Garlic olives, Olive con aglio

A recipe by Pietro Demaio from his book 'Preserving the Italian Way'.

Green olives


  • 1 kg hard, fresh green olives (ideally the giant kalamata variety)
  • 100 g table salt
  • 250 ml white wine vinegar
  • 1 celery stalk, finely chopped
  • 10 flat-leaf parsley sprigs, finely chopped
  • 2 garlic cloves, finely sliced
  • extra-virgin olive oil, to seal


Cut two slits in each olive and place in a bucket. Cover with water and leave for 7 days, changing the water each day. Finally, drain and set aside while you make the brine.
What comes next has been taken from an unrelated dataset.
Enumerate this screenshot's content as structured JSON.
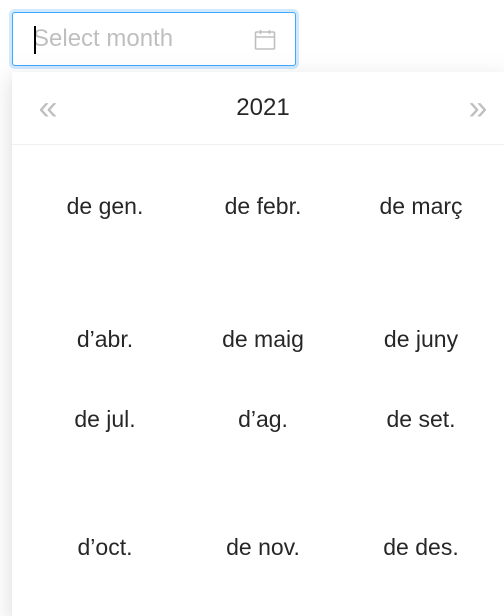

Make a brine by combining the salt and 1 litre of water in a large stockpot. Bring the brine to boiling point, then allow to cool slightly. Stir through the white wine vinegar while the brine is still hot.

Place approximately two handfuls of olives in a large clean jar, then add some celery, parsley and garlic. Repeat this process until each jar is full.

Fill the jars with the still hot vinegar brine, ensuring the olive mixture is completely submerged but there is still a 2 cm gap at the top of the jars.

Pour a thin layer of olive oil on top and screw on the lids; the jars will seal hermetically as the liquid cools. Store in a cool, dark place for 3 months before eating.

The olives will keep for up to 2 years unopened. Once opened, store in the fridge, where they will keep for up to 1 month.

Variation: Chilli olives, Olive con peperoncino

Follow the same process as the recipe above, except omit the white wine vinegar and make a pickling mixture of one part lemon juice and four parts brine.

When adding the flavourings, add chilli powder to taste as well.

Allow to sit for 3 months before eating, then store as above.